Additional provisions were made related to campus-based aid, supplemental educational opportunity grants, subsidized loans, and foreign institutions. Students who are unable to complete federal work study jobs or academic semesters due to COVID-19 may be paid and receive Pell Grants where applicable.
Legislation proposed by House Democrats could further aid borrowers and eliminate debt for those with federal loans during this crisis.
Expands unemployment insurance
Education support professionals and adjunct faculty are among the many groups who will directly benefit from the bi-partisan legislation forwarded by Senator Chuck Schumer and Representative Nancy Pelosi in this stimulus package. Unemployment insurance will be significantly extended and will provide an additional thirteen weeks for laid off workers, including those who are self-employed and the maximum unemployment insurance benefit will be raised by $600.

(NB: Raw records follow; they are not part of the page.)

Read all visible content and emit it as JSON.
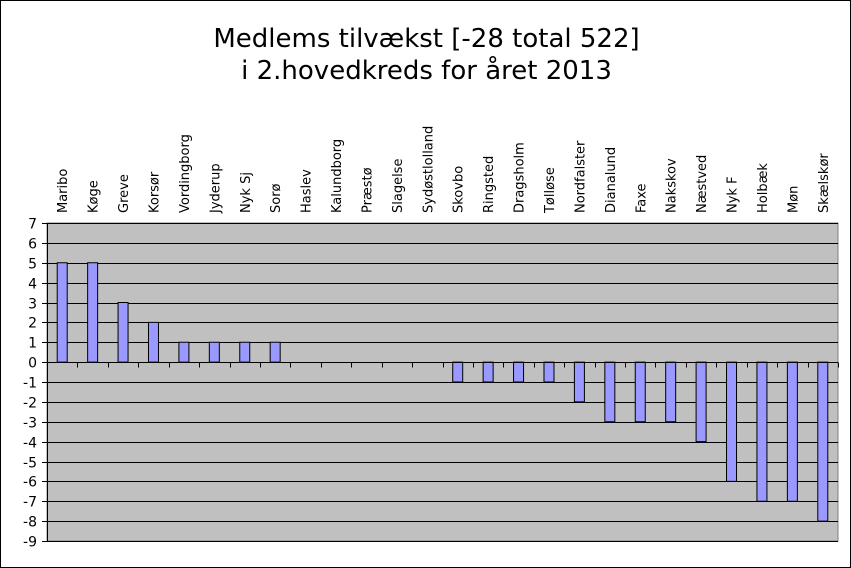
{
  "chart_data": {
    "type": "bar",
    "title_lines": [
      "Medlems tilvækst [-28 total 522]",
      "i 2.hovedkreds for året 2013"
    ],
    "categories": [
      "Maribo",
      "Køge",
      "Greve",
      "Korsør",
      "Vordingborg",
      "Jyderup",
      "Nyk Sj",
      "Sorø",
      "Haslev",
      "Kalundborg",
      "Præstø",
      "Slagelse",
      "Sydøstlolland",
      "Skovbo",
      "Ringsted",
      "Dragsholm",
      "Tølløse",
      "Nordfalster",
      "Dianalund",
      "Faxe",
      "Nakskov",
      "Næstved",
      "Nyk F",
      "Holbæk",
      "Møn",
      "Skælskør"
    ],
    "values": [
      5,
      5,
      3,
      2,
      1,
      1,
      1,
      1,
      0,
      0,
      0,
      0,
      0,
      -1,
      -1,
      -1,
      -1,
      -2,
      -3,
      -3,
      -3,
      -4,
      -6,
      -7,
      -7,
      -8
    ],
    "yticks": [
      7,
      6,
      5,
      4,
      3,
      2,
      1,
      0,
      -1,
      -2,
      -3,
      -4,
      -5,
      -6,
      -7,
      -8,
      -9
    ],
    "ylim": [
      -9,
      7
    ],
    "category_label_position": "top",
    "grid": true,
    "legend": "none",
    "colors": {
      "bar_fill": "#9999ff",
      "bar_stroke": "#000000",
      "plot_background": "#c0c0c0",
      "gridline": "#000000"
    }
  }
}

Prevents housing instability and homelessness
As NEA advocated, Congress provided tens of billions to help prevent greater housing insecurity during this crisis by pausing action on any foreclosures due to failure to pay mortgages and providing funds for rental assistance. Funding will be provided to help minimize the number of people living in homeless encampments, to help prevent evictions, and expand shelters to alleviate crowding and reduce health risks for both people experiencing homelessness and outreach workers. Disaster Relief Funds, and grants for tribal housing were also included in the bill.
Educators across the country see that more needs to be done to protect students and school communities from the financial and emotional impacts of COVID-19. First and foremost, direct funding in the Education Stabilization Fund should be allocated to closing the “homework gap,” which impacts between 7 and 12 million K-12 students who do not have access to WiFi hotspots, connection devices, and mobile wireless service at home. These could all be provided by an existing and successful E-rate program, but telecommunication industry lobbyists got in the way.
NEA has advocated for the Federal Communications Commission to waive E-rate regulations, and provide $2 billion to help close the gap and provide funding for those in need. Distance learning is critical for students to maintain their studies, and the lack of assistance, especially for students with disabilities and those living in rural areas, is detrimental.